With a summa cum laude bachelor’s degree from Harvard in 2011, he was awarded a prestigious Marshall Scholarship to study in Britain, earning a master’s in health care policy from the London School of Economics and a Ph.D. in bioethics from Oxford University. Following a short stint on the faculty of Harvard’s Business School, he moved to Washington, D.C., and a position at McKinsey & Company, a global management consulting firm.
He enjoyed his work but not the Washington political environment. After Gretchen Whitmer’s 2018 election, he was asked to consider a job with the state’s Department of Health and Human Services.
“I had it in the back of my mind to move back to Michigan sometime, but I didn’t expect it would be so soon,” Warsh said.
As one of the leaders of his department, Warsh helped develop strategies for dealing with maternal and infant health, public assistance and Medicaid. A few weeks after the plan was finalized, the COVID-19 pandemic hit the state. “Everything was completely upended,” he said.
His boss, HHS Director Robert Gordon, said Warsh has played a key role in the state’s COVID-19 response. “His listening, analysis and leadership skills are unusual for someone of any age. We’re fortunate to have him on the team.”
Warsh is responsible for the state’s contact tracing program. Everyone who tests positive for COVID-19 is asked to name people with whom they had recent physical interaction. A trained volunteer calls the contacts and urges them to be tested and to quarantine for two weeks if they are positive.
“It’s very challenging and we’re trying to scale up rapidly,” Warsh said. One problem is that many don’t accept the calls, which come from (866) 806-3447, MI COVID HELP.
Contract tracers do not share the name of the person who tested positive. Neither do they request personal identification such as a Social Security number, driver’s license number or credit card number. Calls that request such information are probably scams.

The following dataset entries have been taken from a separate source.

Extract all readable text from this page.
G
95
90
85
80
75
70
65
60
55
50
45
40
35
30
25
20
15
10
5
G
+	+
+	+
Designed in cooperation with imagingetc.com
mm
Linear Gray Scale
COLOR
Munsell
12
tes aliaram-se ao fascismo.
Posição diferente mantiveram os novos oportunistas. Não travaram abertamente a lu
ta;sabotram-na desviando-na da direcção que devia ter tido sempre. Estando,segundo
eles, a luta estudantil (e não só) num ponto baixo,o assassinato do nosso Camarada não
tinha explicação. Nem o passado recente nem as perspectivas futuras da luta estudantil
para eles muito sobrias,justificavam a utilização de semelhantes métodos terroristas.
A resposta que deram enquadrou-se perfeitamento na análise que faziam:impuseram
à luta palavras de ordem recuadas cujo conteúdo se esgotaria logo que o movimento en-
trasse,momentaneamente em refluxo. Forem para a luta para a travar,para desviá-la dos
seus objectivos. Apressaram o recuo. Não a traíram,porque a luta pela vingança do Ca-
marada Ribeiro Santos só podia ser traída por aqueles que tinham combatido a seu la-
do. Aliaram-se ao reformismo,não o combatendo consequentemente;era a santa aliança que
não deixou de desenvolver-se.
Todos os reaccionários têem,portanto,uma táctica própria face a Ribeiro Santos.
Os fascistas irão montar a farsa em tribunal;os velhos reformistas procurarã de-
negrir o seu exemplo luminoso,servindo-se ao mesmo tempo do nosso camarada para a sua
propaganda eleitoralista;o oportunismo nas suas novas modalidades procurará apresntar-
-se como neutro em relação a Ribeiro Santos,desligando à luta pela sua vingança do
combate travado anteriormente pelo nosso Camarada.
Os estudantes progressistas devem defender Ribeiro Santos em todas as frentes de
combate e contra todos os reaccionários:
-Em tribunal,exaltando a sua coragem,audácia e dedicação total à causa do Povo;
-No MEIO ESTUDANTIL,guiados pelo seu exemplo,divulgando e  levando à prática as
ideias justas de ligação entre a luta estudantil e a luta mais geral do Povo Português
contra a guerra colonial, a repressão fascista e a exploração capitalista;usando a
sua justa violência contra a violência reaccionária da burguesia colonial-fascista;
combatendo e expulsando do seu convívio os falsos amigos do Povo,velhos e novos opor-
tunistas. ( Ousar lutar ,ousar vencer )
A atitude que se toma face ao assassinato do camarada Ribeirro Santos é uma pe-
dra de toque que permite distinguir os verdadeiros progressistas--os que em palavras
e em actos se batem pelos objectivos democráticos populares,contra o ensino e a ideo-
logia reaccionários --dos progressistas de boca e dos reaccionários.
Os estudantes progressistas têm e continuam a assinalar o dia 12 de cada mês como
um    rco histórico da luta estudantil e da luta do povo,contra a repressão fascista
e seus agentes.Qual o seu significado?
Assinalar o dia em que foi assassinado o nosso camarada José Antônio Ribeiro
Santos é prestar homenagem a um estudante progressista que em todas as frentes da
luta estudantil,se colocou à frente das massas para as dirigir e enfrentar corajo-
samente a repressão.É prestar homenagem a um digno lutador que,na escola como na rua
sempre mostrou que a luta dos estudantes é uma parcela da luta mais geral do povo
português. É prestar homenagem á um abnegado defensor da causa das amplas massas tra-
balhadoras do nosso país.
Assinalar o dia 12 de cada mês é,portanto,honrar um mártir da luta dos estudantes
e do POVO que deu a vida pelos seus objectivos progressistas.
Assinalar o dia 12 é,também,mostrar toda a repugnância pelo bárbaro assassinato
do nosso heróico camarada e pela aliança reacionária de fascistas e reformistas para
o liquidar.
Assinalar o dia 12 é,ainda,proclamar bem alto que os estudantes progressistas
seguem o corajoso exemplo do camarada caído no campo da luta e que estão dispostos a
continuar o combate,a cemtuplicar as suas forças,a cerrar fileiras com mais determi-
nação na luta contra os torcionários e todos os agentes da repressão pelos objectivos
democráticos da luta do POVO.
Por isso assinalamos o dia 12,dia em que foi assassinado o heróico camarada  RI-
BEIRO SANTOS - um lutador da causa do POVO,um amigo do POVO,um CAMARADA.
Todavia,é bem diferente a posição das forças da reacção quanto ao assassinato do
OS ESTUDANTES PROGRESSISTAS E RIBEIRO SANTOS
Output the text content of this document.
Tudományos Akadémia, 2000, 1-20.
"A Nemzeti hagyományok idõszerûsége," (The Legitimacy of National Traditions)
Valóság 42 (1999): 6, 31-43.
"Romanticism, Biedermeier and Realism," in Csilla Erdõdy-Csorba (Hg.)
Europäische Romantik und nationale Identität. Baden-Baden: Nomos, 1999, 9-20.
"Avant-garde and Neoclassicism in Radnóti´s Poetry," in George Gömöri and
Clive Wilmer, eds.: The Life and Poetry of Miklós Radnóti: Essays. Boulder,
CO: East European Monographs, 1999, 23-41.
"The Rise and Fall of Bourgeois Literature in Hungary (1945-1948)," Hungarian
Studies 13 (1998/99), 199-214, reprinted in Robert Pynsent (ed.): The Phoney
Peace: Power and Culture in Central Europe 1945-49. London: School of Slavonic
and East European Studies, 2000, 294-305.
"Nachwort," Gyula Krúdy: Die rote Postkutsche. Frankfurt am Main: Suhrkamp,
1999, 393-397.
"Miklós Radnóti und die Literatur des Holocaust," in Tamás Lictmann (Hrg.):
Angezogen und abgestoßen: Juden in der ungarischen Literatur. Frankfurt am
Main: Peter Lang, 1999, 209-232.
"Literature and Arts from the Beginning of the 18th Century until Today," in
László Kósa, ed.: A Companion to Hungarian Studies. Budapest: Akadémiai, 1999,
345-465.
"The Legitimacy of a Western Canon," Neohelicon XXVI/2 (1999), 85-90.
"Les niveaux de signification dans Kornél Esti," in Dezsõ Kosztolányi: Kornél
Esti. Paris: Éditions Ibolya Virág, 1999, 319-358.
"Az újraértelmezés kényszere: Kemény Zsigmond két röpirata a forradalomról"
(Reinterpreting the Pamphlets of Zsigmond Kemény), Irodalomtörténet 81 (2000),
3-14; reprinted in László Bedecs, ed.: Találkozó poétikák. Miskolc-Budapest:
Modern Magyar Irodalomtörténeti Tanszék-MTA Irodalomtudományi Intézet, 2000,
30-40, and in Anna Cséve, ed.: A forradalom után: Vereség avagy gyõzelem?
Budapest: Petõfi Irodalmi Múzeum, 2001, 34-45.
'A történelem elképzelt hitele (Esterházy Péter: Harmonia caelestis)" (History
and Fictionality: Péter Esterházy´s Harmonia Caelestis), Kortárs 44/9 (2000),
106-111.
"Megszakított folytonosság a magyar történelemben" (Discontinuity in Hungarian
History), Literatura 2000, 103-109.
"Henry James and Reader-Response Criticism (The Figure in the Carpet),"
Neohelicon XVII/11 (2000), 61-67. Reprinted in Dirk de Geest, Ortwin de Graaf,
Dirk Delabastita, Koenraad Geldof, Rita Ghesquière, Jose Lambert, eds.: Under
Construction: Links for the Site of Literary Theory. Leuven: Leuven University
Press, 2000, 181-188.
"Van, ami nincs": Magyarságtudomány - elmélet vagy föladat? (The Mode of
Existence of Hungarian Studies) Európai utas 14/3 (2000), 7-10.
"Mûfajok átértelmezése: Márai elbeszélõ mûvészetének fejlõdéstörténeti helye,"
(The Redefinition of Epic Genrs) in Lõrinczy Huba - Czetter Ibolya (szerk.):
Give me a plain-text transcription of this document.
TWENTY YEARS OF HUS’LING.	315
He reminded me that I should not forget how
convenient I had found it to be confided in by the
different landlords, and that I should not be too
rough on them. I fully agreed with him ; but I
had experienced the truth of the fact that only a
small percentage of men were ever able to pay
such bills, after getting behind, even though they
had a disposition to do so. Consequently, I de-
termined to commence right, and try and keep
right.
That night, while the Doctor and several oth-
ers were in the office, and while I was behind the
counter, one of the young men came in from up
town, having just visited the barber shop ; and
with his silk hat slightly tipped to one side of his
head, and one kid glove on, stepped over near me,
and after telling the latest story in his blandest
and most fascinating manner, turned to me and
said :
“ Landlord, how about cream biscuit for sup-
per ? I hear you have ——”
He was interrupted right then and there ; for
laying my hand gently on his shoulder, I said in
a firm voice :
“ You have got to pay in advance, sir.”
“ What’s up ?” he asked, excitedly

“When we call you, please pick up and talk to us, and give us the names of your close contacts,” Warsh said. “If we don’t do this well, it will be virtually impossible to contain the virus.
“As the weather has gotten better and people are coming out of quarantine, it’s natural to expect more close interactions that are facilitating the spread of the disease,” he said. “What we really need is for people to continue to practice safe social distancing, wear masks when indoors (and outdoors when social distancing isn’t possible) and limit social interactions as much as possible. This is really Public Health 101.”
Huntington Woods attorney Jeff Appel, a family friend who has known Warsh since he was born, is one of his biggest fans. “He probably won’t tell you that while at McKinsey he helped redesign the Medicare system for the state of Ohio,” Appel said. “He probably won’t tell you that he routinely works 12-hour days.”
Warsh, who is single, lives in Ann Arbor, where he is on the board of the Ann Arbor Orthodox Minyan.
He might be interested in a federal government position someday, he said, but working for the state makes him more nimble and closer to the people he wants to serve. He has no interest in political office. “I don’t enjoy the limelight,” he said. “I enjoy working behind the scenes.”